Solved – RandomForests in Matlab and outliers detection

MATLABoutliersrandom forest

I am solving some regression problem with RandomForests in Matlab, using it's default TreeBagger class for this task. While I managed to get reasonable result already, there are few questions which I can't find answers by simple google search. All questions below are for regression task.

  1. predict method in TreeBagger class returns predicted value but also it returns standard deviations of separate trees values. It's obvious that the higher this deviation is, the less reliable is result. But I am not sure if it is correct to make any decisions based on these values. So the question is, how standard deviations over the ensemble of trees can be used in practice? Can we do something like prediction outlier detection based on them?

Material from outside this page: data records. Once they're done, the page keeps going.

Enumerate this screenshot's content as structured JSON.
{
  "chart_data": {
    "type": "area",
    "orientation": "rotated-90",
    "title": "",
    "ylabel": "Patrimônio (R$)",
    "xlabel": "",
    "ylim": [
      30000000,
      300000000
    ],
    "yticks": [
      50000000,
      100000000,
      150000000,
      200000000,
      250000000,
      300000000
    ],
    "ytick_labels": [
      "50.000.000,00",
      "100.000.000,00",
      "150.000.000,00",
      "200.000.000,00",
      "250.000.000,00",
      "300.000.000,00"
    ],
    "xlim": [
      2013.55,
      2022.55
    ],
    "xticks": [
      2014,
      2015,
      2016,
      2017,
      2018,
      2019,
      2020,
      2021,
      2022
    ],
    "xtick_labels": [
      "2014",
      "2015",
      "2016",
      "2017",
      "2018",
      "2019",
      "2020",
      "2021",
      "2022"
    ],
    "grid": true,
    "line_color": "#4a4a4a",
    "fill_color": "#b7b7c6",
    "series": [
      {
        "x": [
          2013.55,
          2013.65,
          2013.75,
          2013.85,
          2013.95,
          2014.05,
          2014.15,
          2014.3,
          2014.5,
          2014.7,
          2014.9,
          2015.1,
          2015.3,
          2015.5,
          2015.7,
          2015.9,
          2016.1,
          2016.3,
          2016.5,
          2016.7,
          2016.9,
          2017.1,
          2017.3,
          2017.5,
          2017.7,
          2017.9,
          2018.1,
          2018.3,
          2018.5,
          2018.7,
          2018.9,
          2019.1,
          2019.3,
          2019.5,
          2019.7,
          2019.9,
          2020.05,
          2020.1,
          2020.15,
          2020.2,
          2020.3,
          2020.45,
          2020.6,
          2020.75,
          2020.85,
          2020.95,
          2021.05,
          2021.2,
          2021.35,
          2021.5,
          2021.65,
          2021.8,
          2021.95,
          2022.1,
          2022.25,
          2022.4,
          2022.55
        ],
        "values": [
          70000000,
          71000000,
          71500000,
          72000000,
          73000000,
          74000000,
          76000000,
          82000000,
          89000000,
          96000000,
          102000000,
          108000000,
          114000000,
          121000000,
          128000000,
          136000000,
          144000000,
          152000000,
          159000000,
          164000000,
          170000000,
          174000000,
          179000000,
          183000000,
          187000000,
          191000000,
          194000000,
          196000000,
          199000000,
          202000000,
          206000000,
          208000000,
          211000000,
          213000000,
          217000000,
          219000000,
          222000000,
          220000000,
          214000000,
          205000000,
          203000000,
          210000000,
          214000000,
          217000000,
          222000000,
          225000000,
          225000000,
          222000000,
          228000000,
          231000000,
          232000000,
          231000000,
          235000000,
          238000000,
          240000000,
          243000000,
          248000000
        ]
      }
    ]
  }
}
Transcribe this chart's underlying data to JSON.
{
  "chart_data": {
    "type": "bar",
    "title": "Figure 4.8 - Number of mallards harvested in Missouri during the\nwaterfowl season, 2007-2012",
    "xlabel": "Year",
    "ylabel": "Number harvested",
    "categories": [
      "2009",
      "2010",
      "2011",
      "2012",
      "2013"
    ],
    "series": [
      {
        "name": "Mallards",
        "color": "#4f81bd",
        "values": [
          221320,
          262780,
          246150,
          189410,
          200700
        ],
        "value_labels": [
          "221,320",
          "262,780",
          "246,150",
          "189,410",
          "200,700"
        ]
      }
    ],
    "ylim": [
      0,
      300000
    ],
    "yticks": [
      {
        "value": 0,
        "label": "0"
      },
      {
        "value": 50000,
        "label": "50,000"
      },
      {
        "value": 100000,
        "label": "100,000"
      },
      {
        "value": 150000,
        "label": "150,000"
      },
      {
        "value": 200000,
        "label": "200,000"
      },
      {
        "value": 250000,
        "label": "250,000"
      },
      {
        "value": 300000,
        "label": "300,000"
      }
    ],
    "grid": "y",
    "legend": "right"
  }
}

  2. I've seen different papers which mention that RF can be used for outlier detection. Is it possible to do that with Matlab's TreeBagger and how? If I am solving regression problem using RF, can I add to this procedure additional step of outlier detection using RF?

  3. Let's asume that there are positive answers to my previous question, and I managed to build RF and set up an outlier detection procedure. Now, is it correct to do the outlier test for some new data before trying to predict it's value using built RF model?

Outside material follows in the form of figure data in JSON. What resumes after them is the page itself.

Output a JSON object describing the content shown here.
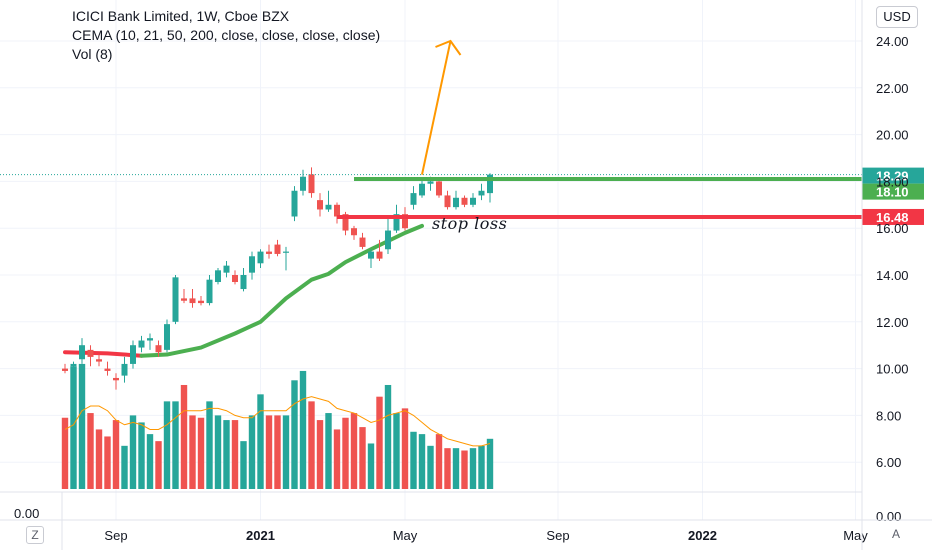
{
  "header": {
    "title": "ICICI Bank Limited, 1W, Cboe BZX",
    "indicator": "CEMA (10, 21, 50, 200, close, close, close, close)",
    "volume": "Vol (8)"
  },
  "currency_button": "USD",
  "left_scale_zero": "0.00",
  "corner_left": "Z",
  "corner_right": "A",
  "colors": {
    "up": "#26a69a",
    "down": "#ef5350",
    "ema": "#4caf50",
    "stop": "#f23645",
    "arrow": "#ff9800",
    "target": "#4caf50",
    "vol_ma": "#ff9800",
    "last_price": "#26a69a",
    "grid": "#f0f3fa"
  },
  "annotation": {
    "stop_label": "stop loss"
  },
  "chart_data": {
    "type": "candlestick",
    "title": "ICICI Bank Limited, 1W, Cboe BZX",
    "y_price_range": [
      5.0,
      25.2
    ],
    "y_ticks": [
      "24.00",
      "22.00",
      "20.00",
      "18.00",
      "16.00",
      "14.00",
      "12.00",
      "10.00",
      "8.00",
      "6.00",
      "0.00"
    ],
    "x_ticks": [
      "Sep",
      "2021",
      "May",
      "Sep",
      "2022",
      "May"
    ],
    "x_tick_weeks": [
      6,
      23,
      40,
      58,
      75,
      93
    ],
    "price_labels": [
      {
        "text": "18.29",
        "value": 18.29,
        "color": "#26a69a"
      },
      {
        "text": "18.10",
        "value": 18.1,
        "color": "#4caf50"
      },
      {
        "text": "16.48",
        "value": 16.48,
        "color": "#f23645"
      }
    ],
    "target_line": {
      "value": 18.1,
      "start_week": 34
    },
    "stop_line": {
      "value": 16.48,
      "start_week": 32
    },
    "arrow": {
      "from": {
        "week": 42,
        "value": 18.29
      },
      "to": {
        "week": 45,
        "value": 24.0
      }
    },
    "ema_line": [
      {
        "week": 0,
        "value": 10.7
      },
      {
        "week": 5,
        "value": 10.65
      },
      {
        "week": 9,
        "value": 10.55
      },
      {
        "week": 12,
        "value": 10.6
      },
      {
        "week": 16,
        "value": 10.9
      },
      {
        "week": 20,
        "value": 11.5
      },
      {
        "week": 23,
        "value": 12.0
      },
      {
        "week": 26,
        "value": 13.0
      },
      {
        "week": 29,
        "value": 13.8
      },
      {
        "week": 31,
        "value": 14.05
      },
      {
        "week": 33,
        "value": 14.55
      },
      {
        "week": 36,
        "value": 15.1
      },
      {
        "week": 40,
        "value": 15.8
      },
      {
        "week": 42,
        "value": 16.1
      }
    ],
    "candles": [
      {
        "o": 10.0,
        "h": 10.2,
        "l": 9.8,
        "c": 9.9
      },
      {
        "o": 10.1,
        "h": 10.3,
        "l": 9.6,
        "c": 10.2
      },
      {
        "o": 10.4,
        "h": 11.3,
        "l": 10.2,
        "c": 11.0
      },
      {
        "o": 10.8,
        "h": 11.0,
        "l": 10.1,
        "c": 10.5
      },
      {
        "o": 10.4,
        "h": 10.6,
        "l": 10.1,
        "c": 10.3
      },
      {
        "o": 10.0,
        "h": 10.3,
        "l": 9.7,
        "c": 9.9
      },
      {
        "o": 9.6,
        "h": 9.8,
        "l": 9.1,
        "c": 9.5
      },
      {
        "o": 9.7,
        "h": 10.5,
        "l": 9.4,
        "c": 10.2
      },
      {
        "o": 10.2,
        "h": 11.2,
        "l": 10.0,
        "c": 11.0
      },
      {
        "o": 10.9,
        "h": 11.4,
        "l": 10.7,
        "c": 11.2
      },
      {
        "o": 11.2,
        "h": 11.5,
        "l": 10.8,
        "c": 11.3
      },
      {
        "o": 11.0,
        "h": 11.2,
        "l": 10.5,
        "c": 10.7
      },
      {
        "o": 10.8,
        "h": 12.1,
        "l": 10.7,
        "c": 11.9
      },
      {
        "o": 12.0,
        "h": 14.0,
        "l": 11.9,
        "c": 13.9
      },
      {
        "o": 13.0,
        "h": 13.4,
        "l": 12.8,
        "c": 12.9
      },
      {
        "o": 13.0,
        "h": 13.4,
        "l": 12.6,
        "c": 12.8
      },
      {
        "o": 12.9,
        "h": 13.1,
        "l": 12.7,
        "c": 12.8
      },
      {
        "o": 12.8,
        "h": 14.0,
        "l": 12.7,
        "c": 13.8
      },
      {
        "o": 13.7,
        "h": 14.3,
        "l": 13.6,
        "c": 14.2
      },
      {
        "o": 14.1,
        "h": 14.6,
        "l": 13.9,
        "c": 14.4
      },
      {
        "o": 14.0,
        "h": 14.2,
        "l": 13.6,
        "c": 13.7
      },
      {
        "o": 13.4,
        "h": 14.3,
        "l": 13.3,
        "c": 14.0
      },
      {
        "o": 14.1,
        "h": 15.0,
        "l": 13.8,
        "c": 14.8
      },
      {
        "o": 14.5,
        "h": 15.1,
        "l": 14.3,
        "c": 15.0
      },
      {
        "o": 15.0,
        "h": 15.3,
        "l": 14.7,
        "c": 14.9
      },
      {
        "o": 15.3,
        "h": 15.5,
        "l": 14.8,
        "c": 14.9
      },
      {
        "o": 15.0,
        "h": 15.2,
        "l": 14.2,
        "c": 15.0
      },
      {
        "o": 16.5,
        "h": 17.8,
        "l": 16.3,
        "c": 17.6
      },
      {
        "o": 17.6,
        "h": 18.5,
        "l": 17.4,
        "c": 18.2
      },
      {
        "o": 18.3,
        "h": 18.6,
        "l": 17.3,
        "c": 17.5
      },
      {
        "o": 17.2,
        "h": 17.5,
        "l": 16.5,
        "c": 16.8
      },
      {
        "o": 16.8,
        "h": 17.6,
        "l": 16.7,
        "c": 17.0
      },
      {
        "o": 17.0,
        "h": 17.1,
        "l": 16.2,
        "c": 16.5
      },
      {
        "o": 16.6,
        "h": 16.7,
        "l": 15.7,
        "c": 15.9
      },
      {
        "o": 16.0,
        "h": 16.1,
        "l": 15.5,
        "c": 15.7
      },
      {
        "o": 15.6,
        "h": 15.8,
        "l": 15.1,
        "c": 15.2
      },
      {
        "o": 14.7,
        "h": 15.1,
        "l": 14.3,
        "c": 15.0
      },
      {
        "o": 15.0,
        "h": 15.5,
        "l": 14.6,
        "c": 14.7
      },
      {
        "o": 15.1,
        "h": 16.4,
        "l": 14.9,
        "c": 15.9
      },
      {
        "o": 15.9,
        "h": 17.0,
        "l": 15.8,
        "c": 16.6
      },
      {
        "o": 16.6,
        "h": 16.9,
        "l": 15.9,
        "c": 16.0
      },
      {
        "o": 17.0,
        "h": 17.8,
        "l": 16.8,
        "c": 17.5
      },
      {
        "o": 17.4,
        "h": 18.1,
        "l": 17.3,
        "c": 17.9
      },
      {
        "o": 17.9,
        "h": 18.2,
        "l": 17.6,
        "c": 18.0
      },
      {
        "o": 18.0,
        "h": 18.1,
        "l": 17.3,
        "c": 17.4
      },
      {
        "o": 17.4,
        "h": 17.6,
        "l": 16.8,
        "c": 16.9
      },
      {
        "o": 16.9,
        "h": 17.6,
        "l": 16.8,
        "c": 17.3
      },
      {
        "o": 17.3,
        "h": 17.4,
        "l": 16.9,
        "c": 17.0
      },
      {
        "o": 17.0,
        "h": 17.5,
        "l": 16.9,
        "c": 17.3
      },
      {
        "o": 17.4,
        "h": 17.9,
        "l": 17.2,
        "c": 17.6
      },
      {
        "o": 17.5,
        "h": 18.35,
        "l": 17.1,
        "c": 18.29
      }
    ],
    "volume": [
      7.9,
      10.1,
      10.2,
      8.1,
      7.4,
      7.1,
      7.8,
      6.7,
      8.0,
      7.7,
      7.2,
      6.9,
      8.6,
      8.6,
      9.3,
      8.0,
      7.9,
      8.6,
      8.0,
      7.8,
      7.8,
      6.9,
      8.0,
      8.9,
      8.0,
      8.0,
      8.0,
      9.5,
      9.9,
      8.6,
      7.8,
      8.1,
      7.4,
      7.9,
      8.1,
      7.5,
      6.8,
      8.8,
      9.3,
      8.1,
      8.3,
      7.3,
      7.2,
      6.7,
      7.2,
      6.6,
      6.6,
      6.5,
      6.6,
      6.7,
      7.0
    ],
    "volume_ma": [
      7.4,
      7.6,
      8.2,
      8.4,
      8.4,
      8.2,
      7.8,
      7.6,
      7.7,
      7.6,
      7.4,
      7.4,
      7.6,
      7.9,
      8.2,
      8.2,
      8.2,
      8.3,
      8.3,
      8.2,
      8.0,
      7.9,
      7.9,
      8.2,
      8.2,
      8.2,
      8.2,
      8.5,
      8.7,
      8.8,
      8.7,
      8.6,
      8.3,
      8.2,
      8.1,
      7.9,
      7.7,
      7.8,
      8.0,
      8.1,
      8.2,
      8.0,
      7.7,
      7.4,
      7.2,
      7.0,
      6.9,
      6.8,
      6.7,
      6.7,
      6.8
    ]
  }
}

  4. For my problem I get same result both for forests with 10 and 100 trees. Is there any good reason to choose model with higher number of trees? I always assumed that simpler model should always be chosen to avoid possible overfitting, but in light of my first question, the higher the number of trees the more precise and informative standard deviation of error over ensemble of trees from my first question is.

UPDATE:

Okay regarding my first question, I've tried and removed 25% cases from my validation set with highest stndard deviation of error over ensemble of trees. For remaining 75% of validation data MSE improved by 20%. This means that I am just skipping 25% percent of my data and don't make any prediction at all, but for other data this gives me 20% improvement in prediction quality, which is acceptable for my task. But I still belive that something more clever can be done with those standard deviations.

Best Answer

Regarding your 1st and 2nd questions TreeBagger has a Property called OutlierMeasure that can be the one you are looking for.

Edit: You may also benefit of reading this documentation that has working examples.